Exporting Labeled Data

# After labeling is complete, export the data
from azure.ai.ml.entities import Data
from azure.ai.ml.constants import AssetTypes

# The labeled data is exported as a dataset
# Get the labeling job to find the output dataset
labeling_job = ml_client.jobs.get("product-classification-labeling")

# The output path contains JSONL files with labels
print(f"Labeled data path: {labeling_job.outputs.labeled_data.path}")

# Create a data asset from the labeled output
labeled_dataset = Data(
    name="product-images-labeled",
    path=labeling_job.outputs.labeled_data.path,
    type=AssetTypes.URI_FOLDER,
    description="Labeled product images from labeling project"
)

ml_client.data.create_or_update(labeled_dataset)

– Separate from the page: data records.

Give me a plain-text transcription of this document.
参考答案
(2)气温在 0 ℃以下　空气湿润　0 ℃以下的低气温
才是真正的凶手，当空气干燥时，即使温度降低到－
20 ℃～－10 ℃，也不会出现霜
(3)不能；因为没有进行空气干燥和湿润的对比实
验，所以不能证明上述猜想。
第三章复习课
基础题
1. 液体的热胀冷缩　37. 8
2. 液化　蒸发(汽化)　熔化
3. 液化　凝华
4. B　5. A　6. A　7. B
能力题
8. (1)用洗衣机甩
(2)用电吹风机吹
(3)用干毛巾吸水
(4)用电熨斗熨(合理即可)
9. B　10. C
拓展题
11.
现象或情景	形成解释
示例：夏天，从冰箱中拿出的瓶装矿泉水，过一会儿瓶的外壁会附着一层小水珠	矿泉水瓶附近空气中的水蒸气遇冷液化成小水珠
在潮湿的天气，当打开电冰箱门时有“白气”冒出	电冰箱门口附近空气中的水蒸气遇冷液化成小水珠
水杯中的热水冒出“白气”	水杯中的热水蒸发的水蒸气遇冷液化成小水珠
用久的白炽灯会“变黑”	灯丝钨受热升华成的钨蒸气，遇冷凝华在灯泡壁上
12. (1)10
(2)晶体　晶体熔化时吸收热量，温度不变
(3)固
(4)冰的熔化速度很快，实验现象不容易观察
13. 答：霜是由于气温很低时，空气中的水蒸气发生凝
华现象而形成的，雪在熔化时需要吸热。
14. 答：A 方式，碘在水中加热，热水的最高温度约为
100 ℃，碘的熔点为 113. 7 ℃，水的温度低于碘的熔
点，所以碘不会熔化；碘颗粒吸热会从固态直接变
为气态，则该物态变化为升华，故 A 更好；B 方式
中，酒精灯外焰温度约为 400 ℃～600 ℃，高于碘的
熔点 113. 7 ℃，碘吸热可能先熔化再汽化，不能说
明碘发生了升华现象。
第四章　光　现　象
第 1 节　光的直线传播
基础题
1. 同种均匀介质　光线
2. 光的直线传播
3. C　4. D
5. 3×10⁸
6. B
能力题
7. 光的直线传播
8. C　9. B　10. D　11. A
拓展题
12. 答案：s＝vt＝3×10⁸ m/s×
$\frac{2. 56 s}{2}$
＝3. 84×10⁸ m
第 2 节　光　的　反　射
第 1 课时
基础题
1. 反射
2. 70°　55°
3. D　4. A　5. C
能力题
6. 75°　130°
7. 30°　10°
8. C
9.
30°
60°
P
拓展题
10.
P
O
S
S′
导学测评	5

Working with Exported Labels

# process_labels.py
import json
import pandas as pd
from pathlib import Path

def load_image_labels(labels_path):
    """Load labeled data from JSONL export"""
    labels = []

    for jsonl_file in Path(labels_path).glob("*.jsonl"):
        with open(jsonl_file, 'r') as f:
            for line in f:
                record = json.loads(line)
                labels.append({
                    'image_url': record['image_url'],
                    'label': record['label'],
                    'labeler': record.get('labeler_id', 'unknown'),
                    'confidence': record.get('confidence', 1.0)
                })

    return pd.DataFrame(labels)

def load_object_detection_labels(labels_path):
    """Load bounding box labels"""
    annotations = []

    for jsonl_file in Path(labels_path).glob("*.jsonl"):
        with open(jsonl_file, 'r') as f:
            for line in f:
                record = json.loads(line)
                for bbox in record.get('label', []):
                    annotations.append({
                        'image_url': record['image_url'],
                        'label': bbox['label'],
                        'x': bbox['topX'],
                        'y': bbox['topY'],
                        'width': bbox['bottomX'] - bbox['topX'],
                        'height': bbox['bottomY'] - bbox['topY']
                    })

    return pd.DataFrame(annotations)

# Convert to common formats
def export_to_coco(df, output_path):
    """Export to COCO format for object detection"""
    coco_format = {
        "images": [],
        "annotations": [],
        "categories": []
    }

    # Build categories
    unique_labels = df['label'].unique()
    for i, label in enumerate(unique_labels):
        coco_format["categories"].append({
            "id": i,
            "name": label
        })

    # Build images and annotations
    label_to_id = {l: i for i, l in enumerate(unique_labels)}

    for img_id, (image_url, group) in enumerate(df.groupby('image_url')):
        coco_format["images"].append({
            "id": img_id,
            "file_name": image_url.split('/')[-1]
        })

        for _, row in group.iterrows():
            coco_format["annotations"].append({
                "image_id": img_id,
                "category_id": label_to_id[row['label']],
                "bbox": [row['x'], row['y'], row['width'], row['height']]
            })

    with open(output_path, 'w') as f:
        json.dump(coco_format, f)

Quality Metrics

Track labeling quality with consensus labeling:

# Enable consensus labeling
consensus:
  enabled: true
  minimum_labelers_per_item: 3
  # Agreement threshold for auto-approval
  agreement_threshold: 0.8

Best Practices

Write clear labeling instructions: Include examples and edge cases
Start with a small pilot: Label a sample manually to refine guidelines
Enable ML-assist early: Even 100-200 labels can help pre-label
Use consensus for quality: Multiple labelers catch errors
Monitor labeler agreement: Track inter-annotator agreement scores

Data labeling in Azure ML streamlines the process of creating high-quality training data, essential for building accurate machine learning models.